Prove the divergence of the sequence $\left\{ \sin(n) \right\}_{n=1}^{\infty}$.

Equidistribution argument is very elegant, but it becomes a sledgehammer method when it comes to a question of mere convergence.

A simple argument can reveal the divergence of $(\sin n, n \geq 1)$. Let

$$ (x_n, y_n) = (\cos n, \sin n)$$

(I changed the notation for the sake of consistency of notation.) Then the application of the addition formula for trigonometric function or the rotation matrix gives

$$ \begin{align*} x_{n+1} &= x_n \cos 1 - y_n \sin 1 \\ y_{n+1} &= x_n \sin 1 + y_n \cos 1. \end{align*} $$

Now assume $(y_n)$ converges. Then since $\sin 1 \neq 0$, we have

$$ x_{n+1} = (y_{n+1} - y_n \cos 1) \cot 1 - y_n \sin 1$$

and hence $(x_n)$ also converges. Now let $(x_n, y_n) \to (\alpha, \beta)$. Then taking limit to the recursive formula we have

$$ \begin{align*} \alpha &= \alpha \cos 1 - \beta \sin 1 \\ \beta &= \alpha \sin 1 + \beta \cos 1. \end{align*} $$

Solving this system of linear equations give $(\alpha, \beta) = (0, 0)$. On the other hand, since

$$ x_n^2 + y_n^2 = 1, $$

we must have

$$ \alpha^2 + \beta^2 = 1,$$

a contradiction! Therefore $(y_n)$ cannot converge. ////

Of course, we can say much more on $(y_n)$. For example, we can show that the set of limit points of $(y_n)$ is exactly $[-1, 1]$, and the Cesaro mean of $(y_n)$ is 0 from Weyl's criterion.

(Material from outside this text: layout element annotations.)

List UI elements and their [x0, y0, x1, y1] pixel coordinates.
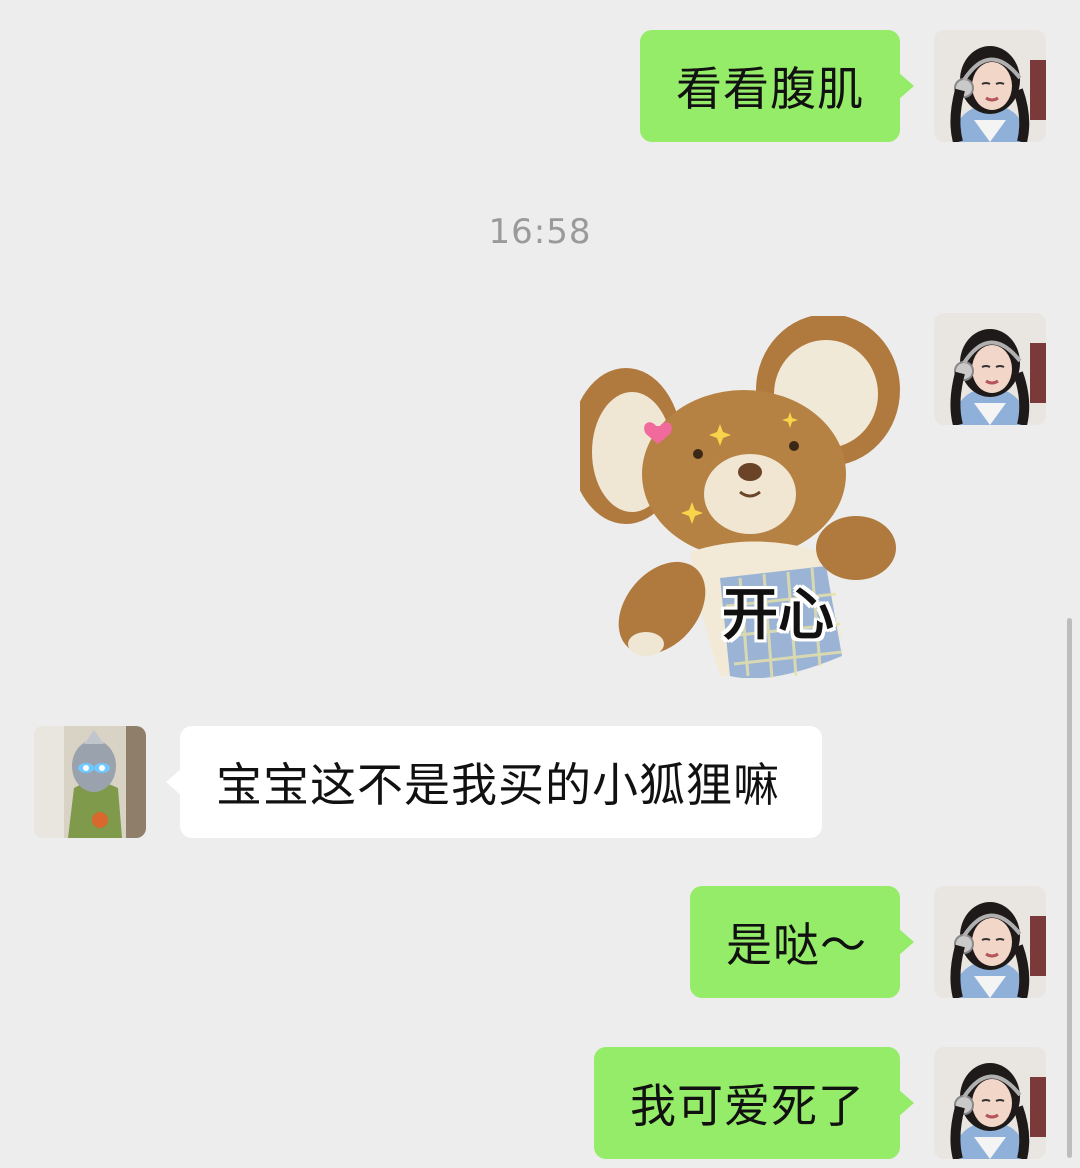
chat-view: 看看腹肌 16:58 开心 宝宝这不是我买的小狐狸嘛 是哒～ 我可爱死了: [0, 0, 1080, 1168]
message-bubble-outgoing[interactable]: 我可爱死了: [594, 1047, 914, 1159]
sticker-message[interactable]: 开心: [580, 316, 902, 678]
my-avatar-icon[interactable]: [934, 1047, 1046, 1159]
my-avatar-icon[interactable]: [934, 886, 1046, 998]
message-bubble-incoming[interactable]: 宝宝这不是我买的小狐狸嘛: [166, 726, 822, 838]
message-text: 看看腹肌: [676, 62, 864, 116]
timestamp: 16:58: [488, 212, 592, 252]
message-bubble-outgoing[interactable]: 是哒～: [690, 886, 914, 998]
message-text: 是哒～: [726, 918, 867, 972]
my-avatar-icon[interactable]: [934, 313, 1046, 425]
my-avatar-icon[interactable]: [934, 30, 1046, 142]
message-text: 我可爱死了: [630, 1079, 865, 1133]
contact-avatar-icon[interactable]: [34, 726, 146, 838]
sticker-caption: 开心: [722, 583, 834, 648]
message-bubble-outgoing[interactable]: 看看腹肌: [640, 30, 914, 142]
message-text: 宝宝这不是我买的小狐狸嘛: [216, 758, 780, 812]
scrollbar[interactable]: [1067, 618, 1072, 1158]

(This proof is from the book Problems in Real Analysis Advanced Calculus on the Real Axis.)


If $\alpha$ is an irrational number, the numbers $n\alpha$, considered mod $1$, are dense in $[0,1]$. (A stronger result is that they are equidistributed.) Thus the numbers $2n/\pi$ are dense in $[0,1]$, and therefore the integers are dense mod $\pi/2$. It follows that $\sin n$ diverges.


Imagine marching around the circumference of the unit circle in steps of arc length $1$. Then $\sin(n)$ is the $y$ coordinate at the $n$th step. Since $\pi\gt1$, the $y$ coordinate will be positive infinitely often and negative infinitely often. Consequently the limit of $\sin(n)$, if it exists, would have to be $0$. But for the same reason ($\pi\gt1$), $\sin(n)\ge\sin({\pi-1\over2})=\sin(\pi-{\pi-1\over2})$ for infinitely many $n$, and hence the limit, if it exists, would have to be at least $\sin({\pi-1\over2})$, which is greater than $0$. These contradictory requirements show that the limit does not exist.

Remark: This proof does not rely on $\pi$ being an irrational number; nor does it use any trig identities beyond the simplest symmetries of the sine function.